トヨタの中国向け新型電気自動車(EV)「bZ7」が発売初日に3,100台の受注を獲得した。ブラックフライデーまで7カ月もあるというのに、トヨタはまるで11月のセール期間のような盛況ぶりを見せている。
同車はGACトヨタの合弁事業を通じて発売された中国市場向けのフラッグシップEVで、先進技術を満載しながらも驚くほどリーズナブルな価格設定が特徴だ。価格は147万8,000円(約21,500米ドル)から199万8,000円(約29,000米ドル)までのラインナップとなっている。
テスラより圧倒的に安価な価格設定
中国市場は競争が激しく、消費者は多くの選択肢を持っているが、bZ7はその価格競争力で群を抜いている。全長5,130mm、ホイールベース3,020mmのボディサイズはテスラ・モデルSと同等だが、価格はテスラ・モデル3(中国仕様、236万5,000円から)よりも低く設定されている。
パフォーマンスよりも快適性と技術に注力
bZ7はテスラ・モデルS Plaidのような高出力モデルではないが、最高出力278馬力(207kW)を発揮する。バッテリーは71kWhと88kWhのLFPパックを選択でき、CLTC基準で最大710kmの航続距離を実現。さらに、10分間の急速充電で300kmの充電が可能だ。
快適性と先進技術を融合したインテリア
bZ7のインテリアは、快適性と先進技術が融合した空間となっている。ゼログラビティシート(前席)は加熱、換気、マッサージ機能を備え、15.6インチの浮遊型センターディスプレイがダッシュボードを支配する。さらに、小型のドライバーディスプレイとヘッドアップディスプレイも装備されている。
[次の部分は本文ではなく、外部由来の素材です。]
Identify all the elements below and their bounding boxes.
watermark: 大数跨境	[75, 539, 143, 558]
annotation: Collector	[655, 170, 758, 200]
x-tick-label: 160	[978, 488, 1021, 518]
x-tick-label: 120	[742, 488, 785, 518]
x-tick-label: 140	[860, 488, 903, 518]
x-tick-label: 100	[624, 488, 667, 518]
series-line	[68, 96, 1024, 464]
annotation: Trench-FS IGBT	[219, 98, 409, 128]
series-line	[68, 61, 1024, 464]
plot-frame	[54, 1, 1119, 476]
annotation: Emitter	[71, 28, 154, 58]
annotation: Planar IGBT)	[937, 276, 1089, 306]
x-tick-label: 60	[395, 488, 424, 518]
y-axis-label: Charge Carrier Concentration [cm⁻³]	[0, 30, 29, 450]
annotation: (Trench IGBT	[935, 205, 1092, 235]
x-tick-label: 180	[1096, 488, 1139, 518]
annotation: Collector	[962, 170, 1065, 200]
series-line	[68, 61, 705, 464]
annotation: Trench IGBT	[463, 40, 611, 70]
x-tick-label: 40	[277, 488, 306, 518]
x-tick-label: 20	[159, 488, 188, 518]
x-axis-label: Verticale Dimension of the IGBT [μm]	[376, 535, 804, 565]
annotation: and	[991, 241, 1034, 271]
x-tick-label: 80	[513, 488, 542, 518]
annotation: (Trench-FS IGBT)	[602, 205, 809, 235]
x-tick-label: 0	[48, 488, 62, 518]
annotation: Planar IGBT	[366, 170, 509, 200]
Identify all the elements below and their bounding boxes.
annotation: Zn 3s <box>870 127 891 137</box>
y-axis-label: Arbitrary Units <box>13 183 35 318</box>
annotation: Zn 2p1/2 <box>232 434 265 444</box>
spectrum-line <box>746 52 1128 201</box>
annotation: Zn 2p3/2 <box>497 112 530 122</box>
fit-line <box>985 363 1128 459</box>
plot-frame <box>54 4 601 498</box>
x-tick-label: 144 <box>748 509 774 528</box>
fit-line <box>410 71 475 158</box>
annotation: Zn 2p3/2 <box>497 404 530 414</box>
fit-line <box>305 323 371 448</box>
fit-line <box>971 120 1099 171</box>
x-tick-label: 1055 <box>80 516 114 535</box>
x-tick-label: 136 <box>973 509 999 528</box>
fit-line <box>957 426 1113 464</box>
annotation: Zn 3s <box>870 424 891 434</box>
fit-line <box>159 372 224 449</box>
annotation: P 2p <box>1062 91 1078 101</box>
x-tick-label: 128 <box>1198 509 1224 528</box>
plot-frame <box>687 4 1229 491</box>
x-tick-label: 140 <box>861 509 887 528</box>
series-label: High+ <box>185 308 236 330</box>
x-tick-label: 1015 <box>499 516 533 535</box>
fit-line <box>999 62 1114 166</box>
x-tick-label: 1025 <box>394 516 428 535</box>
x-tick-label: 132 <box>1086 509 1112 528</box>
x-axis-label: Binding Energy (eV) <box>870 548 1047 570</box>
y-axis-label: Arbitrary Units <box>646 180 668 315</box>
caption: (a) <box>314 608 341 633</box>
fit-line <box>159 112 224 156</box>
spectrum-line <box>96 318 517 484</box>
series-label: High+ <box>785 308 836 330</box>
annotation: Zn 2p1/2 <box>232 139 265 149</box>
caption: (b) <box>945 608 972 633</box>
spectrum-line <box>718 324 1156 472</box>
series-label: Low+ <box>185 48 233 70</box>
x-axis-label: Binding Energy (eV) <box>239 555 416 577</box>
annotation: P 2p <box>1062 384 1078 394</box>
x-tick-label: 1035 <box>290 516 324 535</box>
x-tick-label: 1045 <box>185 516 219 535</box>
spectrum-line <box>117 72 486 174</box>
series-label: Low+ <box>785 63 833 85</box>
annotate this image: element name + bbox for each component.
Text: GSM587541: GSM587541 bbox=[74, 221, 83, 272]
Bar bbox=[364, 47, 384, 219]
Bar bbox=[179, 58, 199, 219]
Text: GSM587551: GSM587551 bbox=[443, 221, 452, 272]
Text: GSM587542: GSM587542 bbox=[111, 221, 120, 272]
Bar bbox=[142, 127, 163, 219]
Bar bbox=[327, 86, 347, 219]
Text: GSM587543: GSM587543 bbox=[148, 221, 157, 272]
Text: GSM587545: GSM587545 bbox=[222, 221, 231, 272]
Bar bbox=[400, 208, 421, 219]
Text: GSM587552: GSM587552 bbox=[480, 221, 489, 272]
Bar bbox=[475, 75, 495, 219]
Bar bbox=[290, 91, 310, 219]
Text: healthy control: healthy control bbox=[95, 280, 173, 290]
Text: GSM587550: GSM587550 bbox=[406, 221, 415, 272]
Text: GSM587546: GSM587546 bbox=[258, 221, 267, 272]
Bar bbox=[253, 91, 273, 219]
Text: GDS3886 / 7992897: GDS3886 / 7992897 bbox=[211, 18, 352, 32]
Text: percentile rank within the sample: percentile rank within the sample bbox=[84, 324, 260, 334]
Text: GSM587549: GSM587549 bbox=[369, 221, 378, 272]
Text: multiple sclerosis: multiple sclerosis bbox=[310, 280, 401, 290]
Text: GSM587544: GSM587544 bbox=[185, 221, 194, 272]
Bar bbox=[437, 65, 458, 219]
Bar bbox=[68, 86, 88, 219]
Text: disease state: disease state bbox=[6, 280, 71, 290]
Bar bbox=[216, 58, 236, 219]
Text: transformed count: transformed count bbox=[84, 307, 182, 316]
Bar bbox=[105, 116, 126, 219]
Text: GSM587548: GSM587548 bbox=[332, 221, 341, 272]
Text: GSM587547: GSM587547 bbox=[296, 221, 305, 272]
Huawei HarmonyOSとXiaomiエコシステムの統合
bZ7の特徴的な技術の一つが、HuaweiのHarmonyOSを搭載したインフォテインメントシステムだ。Xiaomiのスマートホームエコシステムとの統合により、車内から家電製品を操作できる。さらに、最新の運転支援パッケージでは、ルーフに搭載されたLiDAR、5基のミリ波レーダー、11基の高解像度カメラ、10基の超音波センサーといった計27個のセンサーが安全性を高める。
「27個のセンサーは安全を守る一方で、10年後の中古車オーナーにとっては27個の電気的な headacheとなる可能性もある」と、ある専門家は指摘する。
中国市場におけるトヨタの戦略
bZ7はGACトヨタの合弁事業を通じて発売されたが、中国市場におけるトヨタのEV戦略の一環として位置づけられている。同車の成功は、今後のトヨタのEV展開にとって重要な指標となるだろう。